Tchad : un atelier clé pour la gestion durable des eaux souterraines
N’Djamena accueille un événement majeur de trois jours dédié à l’optimisation de la gouvernance des eaux souterraines au Tchad. Une cinquantaine de participants, représentant les sphères publiques, les partenaires financiers et techniques, la société civile et les communautés utilisatrices, collaborent pour forger un plan d’action concerté. L’objectif est clair : perfectionner la gestion des eaux souterraines et anticiper les défis liés à sa disponibilité et à sa pureté.
Au Tchad, la sécurité hydrique repose fondamentalement sur les nappes phréatiques.

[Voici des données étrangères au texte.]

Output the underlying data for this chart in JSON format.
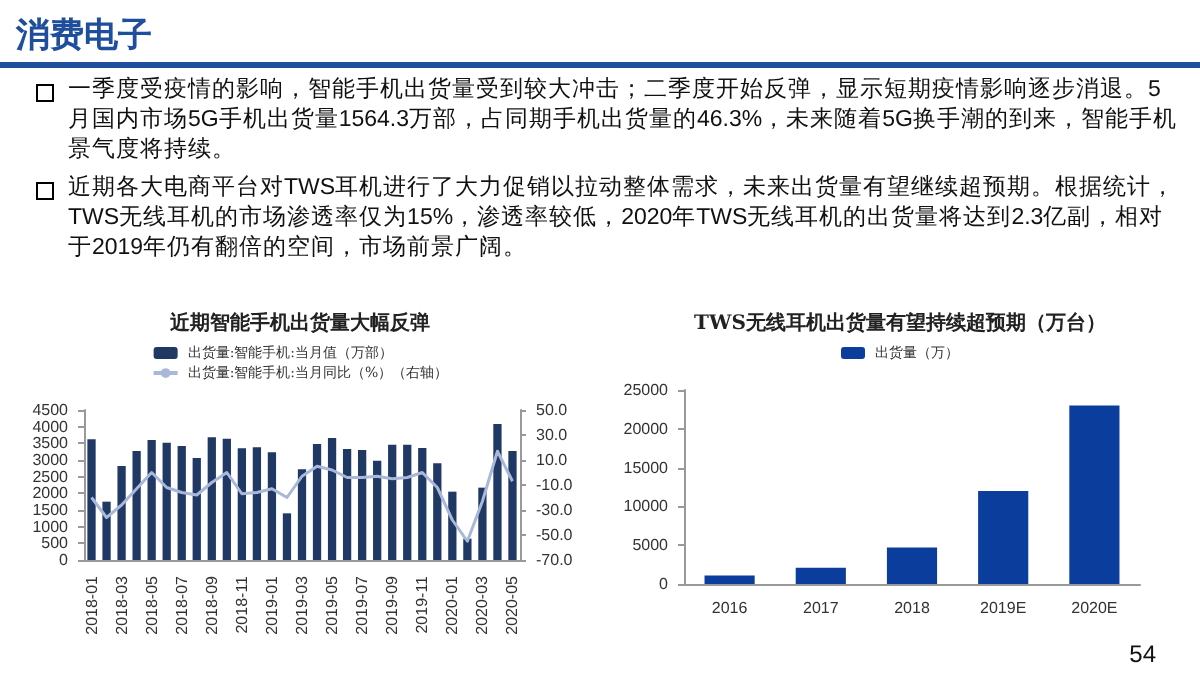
{
  "chart_data": [
    {
      "type": "other",
      "title": "消费电子",
      "annotations": [
        "一季度受疫情的影响，智能手机出货量受到较大冲击；二季度开始反弹，显示短期疫情影响逐步消退。5月国内市场5G手机出货量1564.3万部，占同期手机出货量的46.3%，未来随着5G换手潮的到来，智能手机景气度将持续。",
        "近期各大电商平台对TWS耳机进行了大力促销以拉动整体需求，未来出货量有望继续超预期。根据统计，TWS无线耳机的市场渗透率仅为15%，渗透率较低，2020年TWS无线耳机的出货量将达到2.3亿副，相对于2019年仍有翻倍的空间，市场前景广阔。",
        "54"
      ]
    },
    {
      "type": "bar",
      "title": "近期智能手机出货量大幅反弹",
      "categories": [
        "2018-01",
        null,
        "2018-03",
        null,
        "2018-05",
        null,
        "2018-07",
        null,
        "2018-09",
        null,
        "2018-11",
        null,
        "2019-01",
        null,
        "2019-03",
        null,
        "2019-05",
        null,
        "2019-07",
        null,
        "2019-09",
        null,
        "2019-11",
        null,
        "2020-01",
        null,
        "2020-03",
        null,
        "2020-05"
      ],
      "series": [
        {
          "name": "出货量:智能手机:当月值（万部）",
          "color": "#1f3864",
          "values": [
            3620,
            1750,
            2820,
            3270,
            3600,
            3520,
            3420,
            3060,
            3680,
            3640,
            3350,
            3380,
            3230,
            1400,
            2720,
            3480,
            3660,
            3330,
            3300,
            2980,
            3460,
            3460,
            3360,
            2900,
            2050,
            640,
            2170,
            4080,
            3270
          ]
        },
        {
          "name": "出货量:智能手机:当月同比（%）（右轴）",
          "type": "line",
          "axis": "y2",
          "color": "#a9b8d8",
          "values": [
            -20,
            -36,
            -26,
            -13,
            0,
            -12,
            -16,
            -18,
            -8,
            0,
            -17,
            -16,
            -13,
            -20,
            -3,
            5,
            2,
            -4,
            -4,
            -3,
            -5,
            -4,
            0,
            -12,
            -38,
            -55,
            -23,
            17,
            -7
          ]
        }
      ],
      "ylim": [
        0,
        4500
      ],
      "yticks": [
        0,
        500,
        1000,
        1500,
        2000,
        2500,
        3000,
        3500,
        4000,
        4500
      ],
      "y2lim": [
        -70,
        50
      ],
      "y2ticks": [
        {
          "value": -70,
          "label": "-70.0"
        },
        {
          "value": -50,
          "label": "-50.0"
        },
        {
          "value": -30,
          "label": "-30.0"
        },
        {
          "value": -10,
          "label": "-10.0"
        },
        {
          "value": 10,
          "label": "10.0"
        },
        {
          "value": 30,
          "label": "30.0"
        },
        {
          "value": 50,
          "label": "50.0"
        }
      ],
      "legend": "top",
      "grid": false,
      "marker": "none"
    },
    {
      "type": "bar",
      "title": "TWS无线耳机出货量有望持续超预期（万台）",
      "categories": [
        "2016",
        "2017",
        "2018",
        "2019E",
        "2020E"
      ],
      "series": [
        {
          "name": "出货量（万）",
          "color": "#0b3d9c",
          "values": [
            1100,
            2100,
            4700,
            12000,
            23000
          ]
        }
      ],
      "ylim": [
        0,
        25000
      ],
      "yticks": [
        0,
        5000,
        10000,
        15000,
        20000,
        25000
      ],
      "legend": "top",
      "grid": false
    }
  ]
}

Ces réserves souterraines sont cruciales pour l’accès à l’eau potable, l’irrigation agricole, le soutien aux activités pastorales et l’expansion urbaine, particulièrement dans les régions affectées par le changement climatique et le manque d’eaux de surface. Cet atelier national de trois jours s’inscrit précisément dans cette démarche, cherchant à définir une stratégie collective pour une meilleure gouvernance des eaux souterraines et une réponse efficace aux menaces pesant sur leur volume et leur qualité.

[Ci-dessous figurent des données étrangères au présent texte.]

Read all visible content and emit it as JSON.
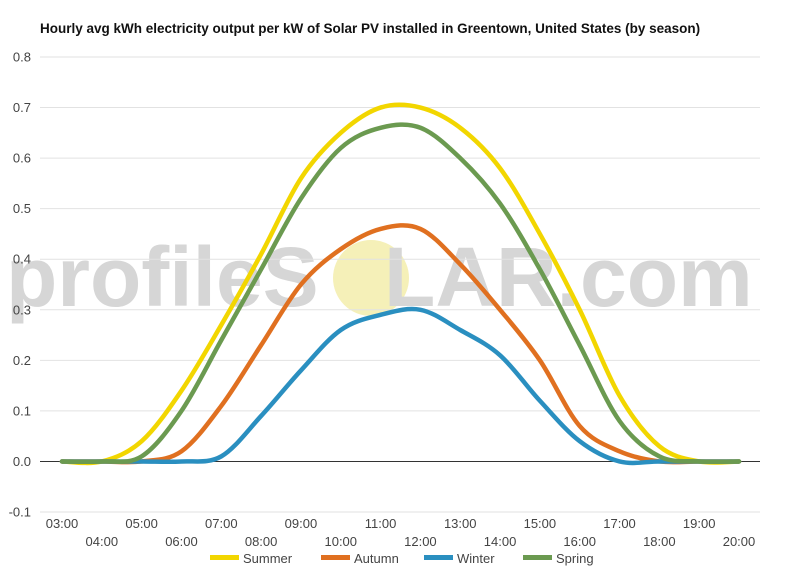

Lors de l’inauguration de ces travaux, Natascha Paddison, représentante de l’UNICEF, a souligné l’impératif collectif d’assurer à chaque enfant un accès équitable aux services fondamentaux, incluant l’eau potable, l’hygiène et l’assainissement. Elle a insisté sur le fait que toute décision concernant les eaux souterraines a des répercussions directes sur la vie humaine, impactant la santé, l’éducation, le développement du capital humain et la dignité des populations.

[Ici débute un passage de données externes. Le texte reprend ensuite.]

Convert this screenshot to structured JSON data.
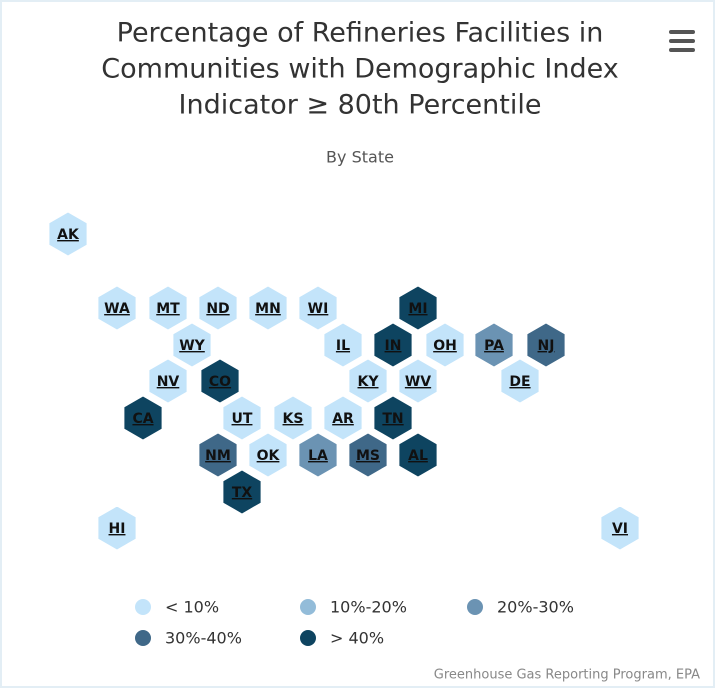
{
  "chart_data": {
    "type": "tilemap",
    "title": [
      "Percentage of Refineries Facilities in",
      "Communities with Demographic Index",
      "Indicator ≥ 80th Percentile"
    ],
    "subtitle": "By State",
    "credits": "Greenhouse Gas Reporting Program, EPA",
    "legend": [
      {
        "name": "< 10%",
        "color": "#c3e4fa"
      },
      {
        "name": "10%-20%",
        "color": "#93bcd9"
      },
      {
        "name": "20%-30%",
        "color": "#6b93b3"
      },
      {
        "name": "30%-40%",
        "color": "#3f6888"
      },
      {
        "name": "> 40%",
        "color": "#0e4460"
      }
    ],
    "states": [
      {
        "label": "AK",
        "color": "#c3e4fa"
      },
      {
        "label": "WA",
        "color": "#c3e4fa"
      },
      {
        "label": "MT",
        "color": "#c3e4fa"
      },
      {
        "label": "ND",
        "color": "#c3e4fa"
      },
      {
        "label": "MN",
        "color": "#c3e4fa"
      },
      {
        "label": "WI",
        "color": "#c3e4fa"
      },
      {
        "label": "MI",
        "color": "#0e4460"
      },
      {
        "label": "WY",
        "color": "#c3e4fa"
      },
      {
        "label": "IL",
        "color": "#c3e4fa"
      },
      {
        "label": "IN",
        "color": "#0e4460"
      },
      {
        "label": "OH",
        "color": "#c3e4fa"
      },
      {
        "label": "PA",
        "color": "#6b93b3"
      },
      {
        "label": "NJ",
        "color": "#3f6888"
      },
      {
        "label": "NV",
        "color": "#c3e4fa"
      },
      {
        "label": "CO",
        "color": "#0e4460"
      },
      {
        "label": "KY",
        "color": "#c3e4fa"
      },
      {
        "label": "WV",
        "color": "#c3e4fa"
      },
      {
        "label": "DE",
        "color": "#c3e4fa"
      },
      {
        "label": "CA",
        "color": "#0e4460"
      },
      {
        "label": "UT",
        "color": "#c3e4fa"
      },
      {
        "label": "KS",
        "color": "#c3e4fa"
      },
      {
        "label": "AR",
        "color": "#c3e4fa"
      },
      {
        "label": "TN",
        "color": "#0e4460"
      },
      {
        "label": "NM",
        "color": "#3f6888"
      },
      {
        "label": "OK",
        "color": "#c3e4fa"
      },
      {
        "label": "LA",
        "color": "#6b93b3"
      },
      {
        "label": "MS",
        "color": "#3f6888"
      },
      {
        "label": "AL",
        "color": "#0e4460"
      },
      {
        "label": "TX",
        "color": "#0e4460"
      },
      {
        "label": "HI",
        "color": "#c3e4fa"
      },
      {
        "label": "VI",
        "color": "#c3e4fa"
      }
    ]
  }
}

Madame Paddison a invité les participants à mettre en commun leurs savoirs, à échanger leurs expériences, à identifier les vulnérabilités majeures et à concevoir des solutions tangibles sur ces trois journées. Elle a, par ailleurs, mis en exergue la nécessité de transformer les ressources en eaux souterraines en un gage de santé et un moteur de progrès, plutôt qu’en une source de dangers ou de dissensions, tout en veillant à la pérennité de ces biens précieux pour les générations à venir.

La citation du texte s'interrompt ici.